Der Turm von Galata war nun angreifbar. Die englische, dänische und pisanische Garnison verteidigte sich aktiv und machte Sallies gegen die Invasoren. In einer solchen Aktion wurden die Verteidiger zurückgedrängt und konnten die Tore des Turms vor den vorrückenden Franzosen nicht schließen. Es fiel im Sturm. Ein riesiger venezianischer Transport, Aquila (Adler), lud die Hafenkette unter vollen Segeln auf und schnappte sie. Venezianische Galeeren ruderten in den Hafen und beseitigten schnell das schwache byzantinische Geschwader, das hinter der Kette aufgestellt war. Die Kreuzfahrer nahmen dann Quartier in den unvermauerten Vororten von Pera und Estanor auf der Nordseite des Goldenen Horns. Ihre Anführer trafen sich, um ihren Angriff auf die Stadt selbst zu planen.Doge Dandolo empfahl einen Angriff auf die Hafenmauer. Es war weniger beeindruckend als die Landmauern, und die großen Transporte konnten sich annähern, um als schwimmende Belagerungstürme zu dienen. Die Franzosen wollten jedoch an Land kämpfen, in ihrem eigenen Element. Die endgültige Entscheidung war ein Doppelangriff, die Venezianer gegen die Hafenmauer und die Franzosen gegen das nördliche Ende der Landmauer neben dem Palast von Blachernae. Dieser Abschnitt der Mauer war eine späte Ergänzung und etwas schwächer als die ursprünglichen theodosianischen Landmauern. Nachdem sie das Goldene Horn überquert hatten, nahmen die Franzosen eine Position gegenüber der Mauer ein, in der Nähe eines befestigten Klosters, das sie nach einem Helden des Ersten Kreuzzugs Bohemunds Burg nannten.

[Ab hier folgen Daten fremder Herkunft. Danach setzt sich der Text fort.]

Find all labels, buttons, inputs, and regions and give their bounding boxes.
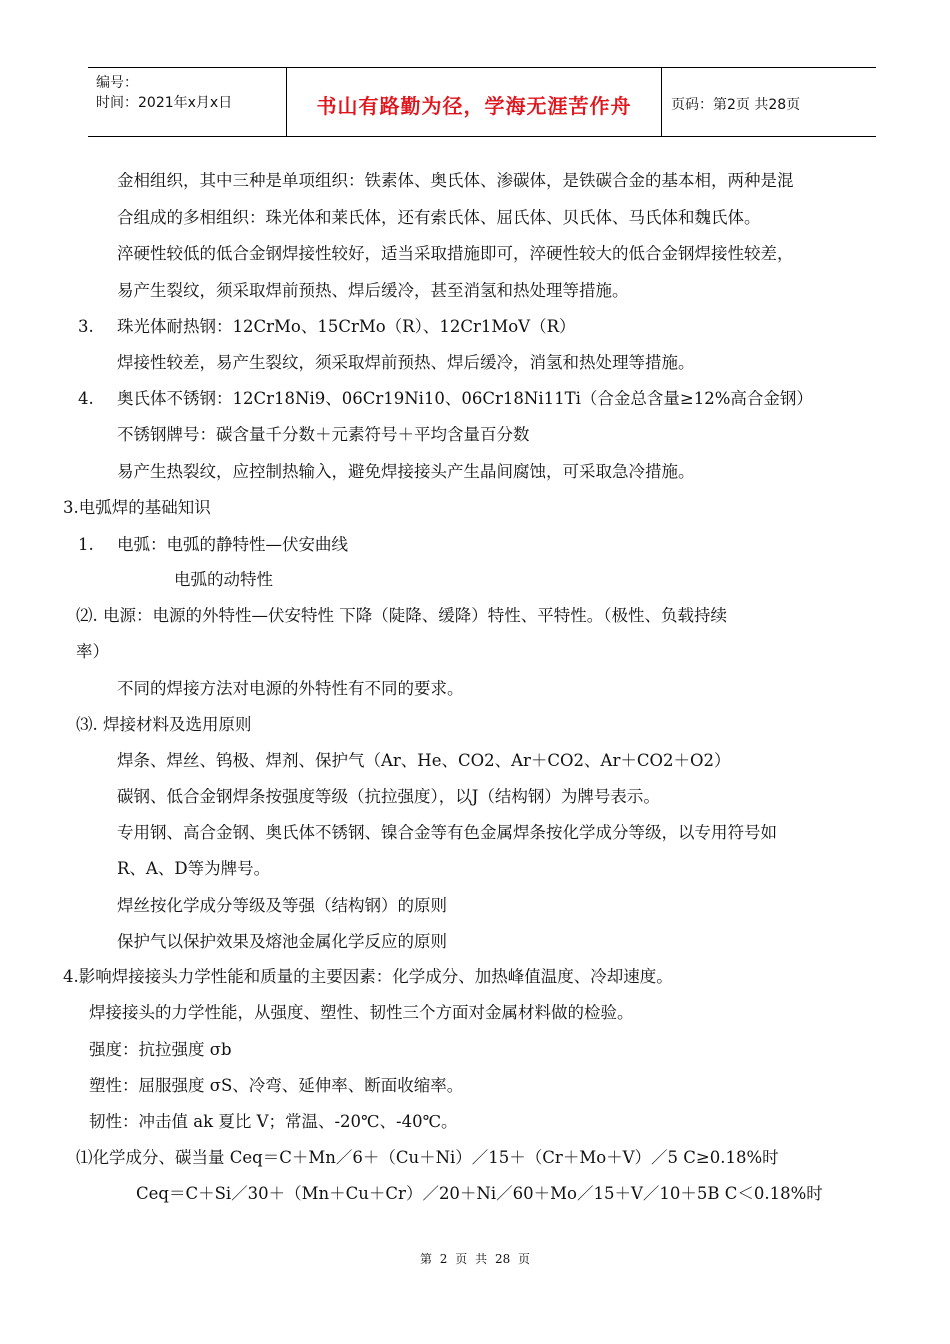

Der Doppelangriff wurde am 17.Juli gestartet. Die venezianische Flotte bildete sich in einer Reihe und rückte gegen die Hafenmauer vor. Die großen Transporte hoben fliegende Angriffsbrücken auf, die aus Holmen gefertigt und an ihren Vormasten aufgehängt waren, eine Anordnung, die es den Männern auf den Brückenköpfen ermöglichte, drei nebeneinander von Positionen gleicher Höhe bis zu den Spitzen der Türme zu kämpfen, die sie angriffen. Feuerunterstützung wurde von Mangonels und Petraries zur Verfügung gestellt, katapultartige mechanische Artillerie an Bord der Schiffe. Im Vergleich dazu leicht und schnell, waren die wendigen Galeeren bereit, bei Bedarf Verstärkungen an Land zu werfen.
Der Angriff hing in der Schwebe, bis Doge Dandolo seiner eigenen Galeere befahl, voranzukommen und ihn an Land zu bringen. Der Mut des alten Dogen feuerte die Venezianer an und sie drängten den Angriff nach Hause. Das venezianische Banner wurde auf einem Mauerturm gehisst. Bald 25 Türme -etwa eine Meile Mauer – wurden genommen.
Hinter der Mauer hielten sich jedoch die varangianischen Gardisten. Die Venezianer konnten nicht vorrücken und zündeten nahe gelegene Gebäude an. Angetrieben vom Wind verbrannte das Feuer dann einen Großteil der Stadt. Die Venezianer nahmen auch ein paar Pferde am Wasser gefangen und schickten sie mit etwas Ironie, wie ein Marinehistoriker es ausdrückte, zu den französischen Rittern.
Der französische Angriff auf die Landmauer verlief nicht so gut. Die Leitern waren weniger effektiv als die schwimmenden Belagerungstürme der Venezianer, und der Angriff wurde zurückgeworfen. Kaiser Alexius III. ging in einem Gegenangriff auf das Feld und führte eine kaiserliche Streitmacht von neun Schlachten oder Massenformationen aus den Toren. Die Franzosen trafen es mit sieben eigenen Schlachten.
Wie so oft bei feudalen Armeen kollidierte die Logik von Befehl und Kontrolle mit dem ritterlichen Impuls, beim Angriff an erster Stelle zu stehen. Graf Balduin, der die führende Schlacht befehligte, hielt sich zunächst fest, aber andere Kreuzfahrer gingen dreist vorwärts und zwangen Balduin, zu folgen, um das Gesicht zu wahren — bis sie alle gefährlich der byzantinischen Armee ausgesetzt und außer Sichtweite der meisten ihrer eigenen Streitkräfte waren.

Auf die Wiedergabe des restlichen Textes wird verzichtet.